2nd Cir: Ministerial exception bars priest’s Title VII racial discrimination claim against diocese



Rweymamu v. Cote, No. 061041 (2nd Cir. March 21, 2008)(access through the 2nd circuit website). The opinion begins:

Appeal from a judgment of the United States District Court for the District of Connecticut (Warren W. Eginton, Judge) concluding that the “ministerial exception” to Title VII barred plaintiff’s suit and granting defendants’ motion to dismiss for lack of jurisdiction. We hold that Title VII is unconstitutional as applied in this case and that the ministerial exception bars plaintiff’s claim.
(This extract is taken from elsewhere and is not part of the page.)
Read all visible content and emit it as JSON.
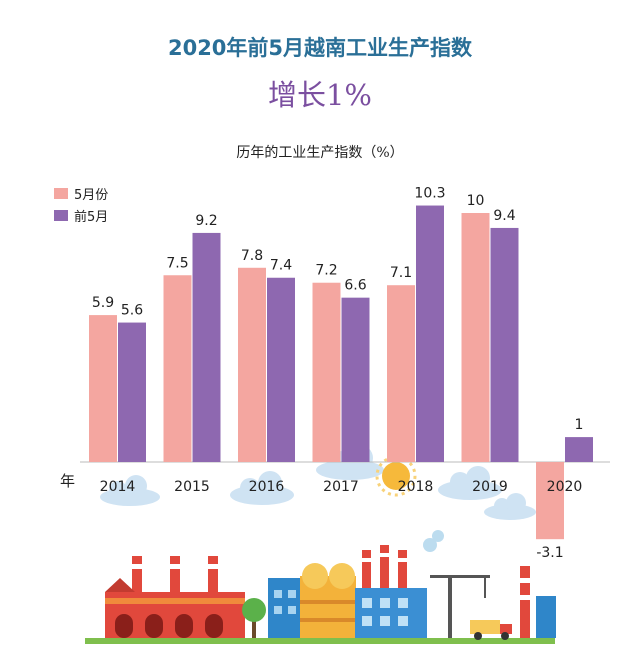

AFFIRMED.

Alleging that the Roman Catholic Diocese of Norwich, through its Bishop, misapplied canon law in denying him a requested promotion and, ultimately, in terminating him, Father Justinian Rweyemamu, an African-American Catholic priest, claims racial discrimination in a Title VII suit against the Bishop and the Diocese. After the district court dismissed the suit pursuant to the “ministerial exception,” Father Justinian appealed. The question we must decide is whether, under the First Amendment, Title VII is unconstitutional as applied in this case. In reaching this constitutional question, we distinguish this case from our decision in Hankins v. Lyght, 441 F.3d 96, 99 (2d Cir. 2006), which held that a federal statute, the Religious Freedom Restoration Act (RFRA) of 1993, 42 U.S.C. §§ 2000bb, 2000bb-1 to 3 -4, governed the merits of an age discrimination action against a church.